Il dovere di riservatezza imposto ai giudici tutelari permette alle pretese dei familiari di emergere molto di più nel dibattito pubblico su questo tema, senza che sia davvero chiaro il processo decisionale che porta alla nomina dell’amministratore di sostegno. «O riteniamo che i giudici tutelari non siano capaci di controllare e verificare, ma non credo sia così, oppure dovremmo insistere nel potenziare la loro attività», dice Giuseppe Arconzo, professore di diritto costituzionale e docente di diritti delle persone con disabilità all’università Statale di Milano. «Ci sono moltissimi casi che funzionano in modo corretto, anzi sono la maggior parte, ma fanno meno rumore rispetto ai problemi. Il fatto è che i giudici tutelari hanno un compito delicatissimo e sono oberati di lavoro».

Una delle soluzioni, spiega Arconzo, sarebbe un’analisi accurata delle nomine a livello nazionale e regionale. Capire quale sia l’incidenza dell’amministrazione di sostegno sulla popolazione, quanto si ricorra alla nomina di amministratori esterni nei diversi territori. «In definitiva, cercare di capire se queste nomine siano motivate oppure no», dice Arconzo. «Non è un’analisi semplice soprattutto perché la legge stessa impone l’individualizzazione della misura, però è indispensabile controllare e nel caso ripensare il complesso sistema che ruota intorno al tema della disabilità e della fragilità».

L’ANFFAS, l’associazione nazionale di famiglie e persone con disabilità intellettive e disturbi del neurosviluppo, ha scritto ai ministri della Giustizia e delle Disabilità, Carlo Nordio e Alessandra Locatelli, per chiedere una riforma dell’amministrazione di sostegno. L’associazione si è appellata alle raccomandazioni fatte all’Italia dal comitato dell’ONU che si occupa di questi temi. Secondo la convenzione ONU sui diritti delle persone con disabilità, del 2006, l’Italia dovrebbe abrogare tutte le leggi che «permettono la sostituzione nella presa di decisioni da parte dei tutori legali, compreso il meccanismo dell’amministratore di sostegno e gli istituti dell’interdizione e inabilitazione».

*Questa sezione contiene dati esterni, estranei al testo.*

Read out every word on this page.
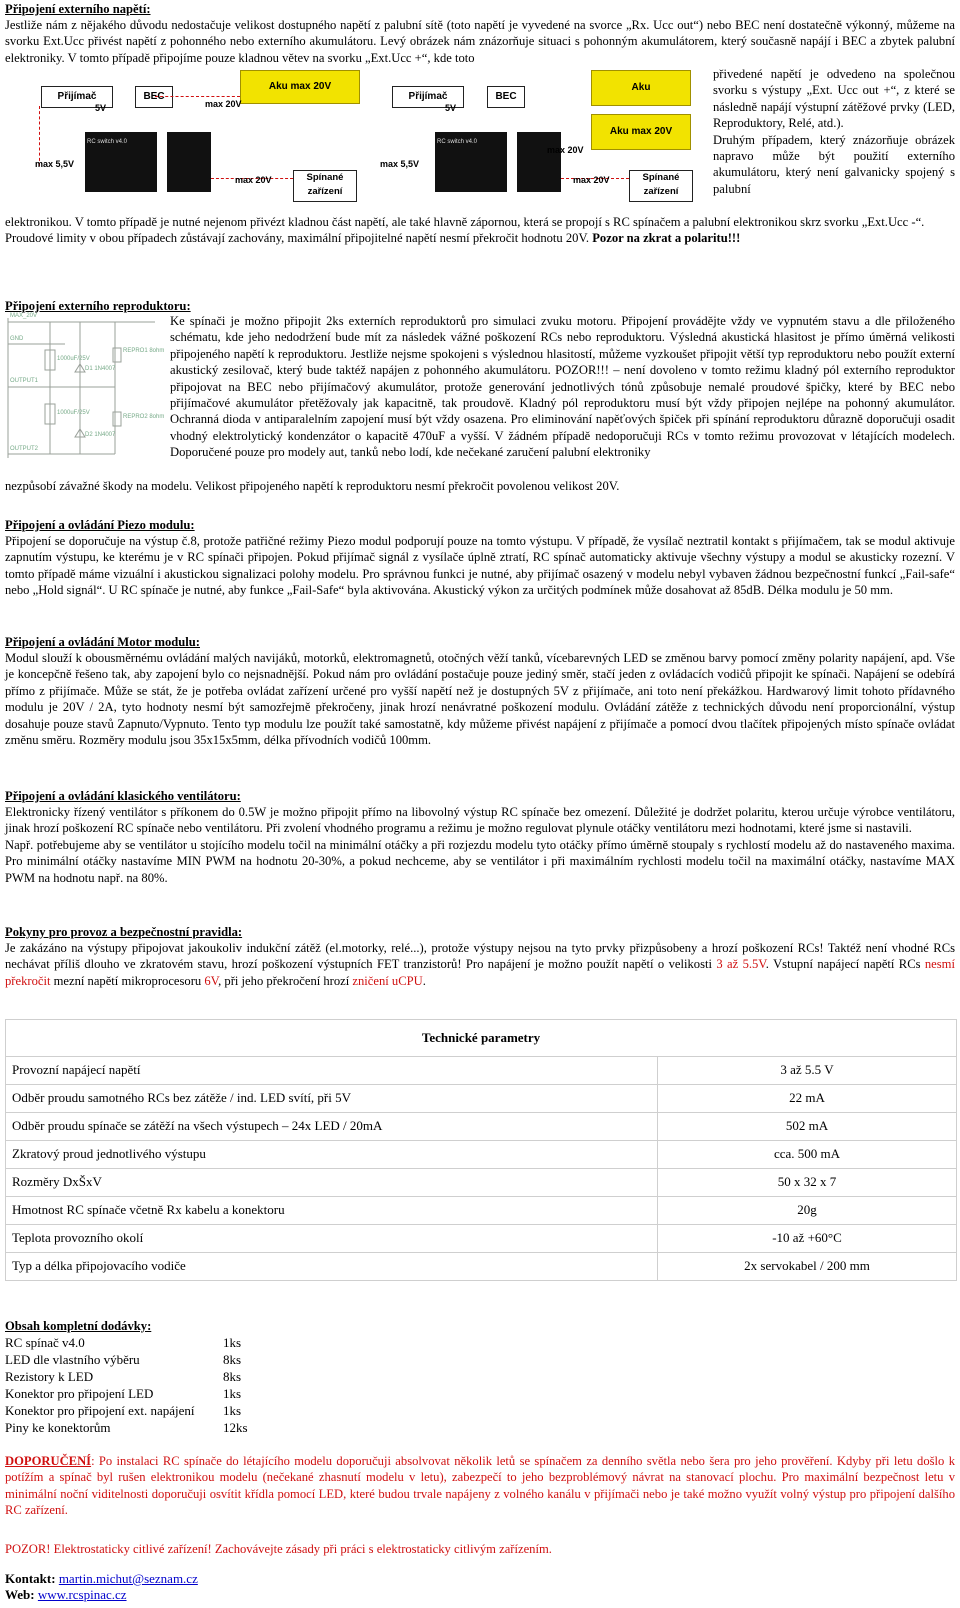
Připojení externího napětí:

Jestliže nám z nějakého důvodu nedostačuje velikost dostupného napětí z palubní sítě (toto napětí je vyvedené na svorce „Rx. Ucc out“) nebo BEC není dostatečně výkonný, můžeme na svorku Ext.Ucc přivést napětí z pohonného nebo externího akumulátoru. Levý obrázek nám znázorňuje situaci s pohonným akumulátorem, který současně napájí i BEC a zbytek palubní elektroniky. V tomto případě připojíme pouze kladnou větev na svorku „Ext.Ucc +“, kde toto

Přijímač	BEC
Aku max 20V
RC switch v4.0
Spínané zařízení
5V	max 20V
max 5,5V
max 20V
Přijímač	BEC
Aku
Aku max 20V
RC switch v4.0
Spínané zařízení
5V
max 5,5V
max 20V
max 20V

přivedené napětí je odvedeno na společnou svorku s výstupy „Ext. Ucc out +“, z které se následně napájí výstupní zátěžové prvky (LED, Reproduktory, Relé, atd.).

Druhým případem, který znázorňuje obrázek napravo může být použití externího akumulátoru, který není galvanicky spojený s palubní

elektronikou. V tomto případě je nutné nejenom přivézt kladnou část napětí, ale také hlavně zápornou, která se propojí s RC spínačem a palubní elektronikou skrz svorku „Ext.Ucc -“.

Proudové limity v obou případech zůstávají zachovány, maximální připojitelné napětí nesmí překročit hodnotu 20V. Pozor na zkrat a polaritu!!!

Připojení externího reproduktoru:
MAX_20V
GND
OUTPUT1
OUTPUT2
REPRO1 8ohm
REPRO2 8ohm
1000uF/25V
1000uF/25V
D1 1N4007
D2 1N4007

Ke spínači je možno připojit 2ks externích reproduktorů pro simulaci zvuku motoru. Připojení provádějte vždy ve vypnutém stavu a dle přiloženého schématu, kde jeho nedodržení bude mít za následek vážné poškození RCs nebo reproduktoru. Výsledná akustická hlasitost je přímo úměrná velikosti připojeného napětí k reproduktoru. Jestliže nejsme spokojeni s výslednou hlasitostí, můžeme vyzkoušet připojit větší typ reproduktoru nebo použít externí akustický zesilovač, který bude taktéž napájen z pohonného akumulátoru. POZOR!!! – není dovoleno v tomto režimu kladný pól externího reproduktor připojovat na BEC nebo přijímačový akumulátor, protože generování jednotlivých tónů způsobuje nemalé proudové špičky, které by BEC nebo přijímačové akumulátor přetěžovaly jak kapacitně, tak proudově. Kladný pól reproduktoru musí být vždy připojen nejlépe na pohonný akumulátor. Ochranná dioda v antiparalelním zapojení musí být vždy osazena. Pro eliminování napěťových špiček při spínání reproduktoru důrazně doporučuji osadit vhodný elektrolytický kondenzátor o kapacitě 470uF a vyšší. V žádném případě nedoporučuji RCs v tomto režimu provozovat v létajících modelech. Doporučené pouze pro modely aut, tanků nebo lodí, kde nečekané zaručení palubní elektroniky

nezpůsobí závažné škody na modelu. Velikost připojeného napětí k reproduktoru nesmí překročit povolenou velikost 20V.

Připojení a ovládání Piezo modulu:

Připojení se doporučuje na výstup č.8, protože patřičné režimy Piezo modul podporují pouze na tomto výstupu. V případě, že vysílač neztratil kontakt s přijímačem, tak se modul aktivuje zapnutím výstupu, ke kterému je v RC spínači připojen. Pokud přijímač signál z vysílače úplně ztratí, RC spínač automaticky aktivuje všechny výstupy a modul se akusticky rozezní. V tomto případě máme vizuální i akustickou signalizaci polohy modelu. Pro správnou funkci je nutné, aby přijímač osazený v modelu nebyl vybaven žádnou bezpečnostní funkcí „Fail-safe“ nebo „Hold signál“. U RC spínače je nutné, aby funkce „Fail-Safe“ byla aktivována. Akustický výkon za určitých podmínek může dosahovat až 85dB. Délka modulu je 50 mm.

Připojení a ovládání Motor modulu:

Modul slouží k obousměrnému ovládání malých navijáků, motorků, elektromagnetů, otočných věží tanků, vícebarevných LED se změnou barvy pomocí změny polarity napájení, apd. Vše je koncepčně řešeno tak, aby zapojení bylo co nejsnadnější. Pokud nám pro ovládání postačuje pouze jediný směr, stačí jeden z ovládacích vodičů připojit ke spínači. Napájení se odebírá přímo z přijímače. Může se stát, že je potřeba ovládat zařízení určené pro vyšší napětí než je dostupných 5V z přijímače, ani toto není překážkou. Hardwarový limit tohoto přídavného modulu je 20V / 2A, tyto hodnoty nesmí být samozřejmě překročeny, jinak hrozí nenávratné poškození modulu. Ovládání zátěže z technických důvodu není proporcionální, výstup dosahuje pouze stavů Zapnuto/Vypnuto. Tento typ modulu lze použít také samostatně, kdy můžeme přivést napájení z přijímače a pomocí dvou tlačítek připojených místo spínače ovládat změnu směru. Rozměry modulu jsou 35x15x5mm, délka přívodních vodičů 100mm.

Připojení a ovládání klasického ventilátoru:

Elektronicky řízený ventilátor s příkonem do 0.5W je možno připojit přímo na libovolný výstup RC spínače bez omezení. Důležité je dodržet polaritu, kterou určuje výrobce ventilátoru, jinak hrozí poškození RC spínače nebo ventilátoru. Při zvolení vhodného programu a režimu je možno regulovat plynule otáčky ventilátoru mezi hodnotami, které jsme si nastavili.

Např. potřebujeme aby se ventilátor u stojícího modelu točil na minimální otáčky a při rozjezdu modelu tyto otáčky přímo úměrně stoupaly s rychlostí modelu až do nastaveného maxima. Pro minimální otáčky nastavíme MIN PWM na hodnotu 20-30%, a pokud nechceme, aby se ventilátor i při maximálním rychlosti modelu točil na maximální otáčky, nastavíme MAX PWM na hodnotu např. na 80%.

Pokyny pro provoz a bezpečnostní pravidla:

Je zakázáno na výstupy připojovat jakoukoliv indukční zátěž (el.motorky, relé...), protože výstupy nejsou na tyto prvky přizpůsobeny a hrozí poškození RCs! Taktéž není vhodné RCs nechávat příliš dlouho ve zkratovém stavu, hrozí poškození výstupních FET tranzistorů! Pro napájení je možno použít napětí o velikosti 3 až 5.5V. Vstupní napájecí napětí RCs nesmí překročit mezní napětí mikroprocesoru 6V, při jeho překročení hrozí zničení uCPU.

Technické parametry	
Provozní napájecí napětí	3 až 5.5 V
Odběr proudu samotného RCs bez zátěže / ind. LED svítí, při 5V	22 mA
Odběr proudu spínače se zátěží na všech výstupech – 24x LED / 20mA	502 mA
Zkratový proud jednotlivého výstupu	cca. 500 mA
Rozměry DxŠxV	50 x 32 x 7
Hmotnost RC spínače včetně Rx kabelu a konektoru	20g
Teplota provozního okolí	-10 až +60°C
Typ a délka připojovacího vodiče	2x servokabel / 200 mm
Obsah kompletní dodávky:
RC spínač v4.0	1ks
LED dle vlastního výběru	8ks
Rezistory k LED	8ks
Konektor pro připojení LED	1ks
Konektor pro připojení ext. napájení	1ks
Piny ke konektorům	12ks

DOPORUČENÍ: Po instalaci RC spínače do létajícího modelu doporučuji absolvovat několik letů se spínačem za denního světla nebo šera pro jeho prověření. Kdyby při letu došlo k potížím a spínač byl rušen elektronikou modelu (nečekané zhasnutí modelu v letu), zabezpečí to jeho bezproblémový návrat na stanovací plochu. Pro maximální bezpečnost letu v minimální noční viditelnosti doporučuji osvítit křídla pomocí LED, které budou trvale napájeny z volného kanálu v přijímači nebo je také možno využít volný výstup pro připojení dalšího RC zařízení.

POZOR! Elektrostaticky citlivé zařízení! Zachovávejte zásady při práci s elektrostaticky citlivým zařízením.

Kontakt: martin.michut@seznam.cz
Web: www.rcspinac.cz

Più che un’abrogazione, le associazioni italiane che si occupano di diritti delle persone con disabilità chiedono una riforma dell’amministrazione di sostegno. In particolare l’UNASAM sostiene che sarebbe opportuno un accordo tra tribunali e associazioni di categoria per sottoscrivere linee guida o protocolli nazionali o territoriali con l’obiettivo di fissare regole e limiti legati alla gestione dei casi e risolvere almeno in parte le storture denunciate negli ultimi anni. Nella sua proposta di linee guida, l’associazione ha chiesto al ministero della Giustizia di imporre ai tribunali con più convinzione la nomina di amministratori di sostegno tra i familiari o i conviventi, di assicurare incarichi volontari e gratuiti, di definire un numero massimo di beneficiari per gli amministratori di sostegno, di rafforzare gli organici dei tribunali per sollevare i giudici tutelari dalla burocrazia e permettere loro di avere un rapporto più diretto con i beneficiari.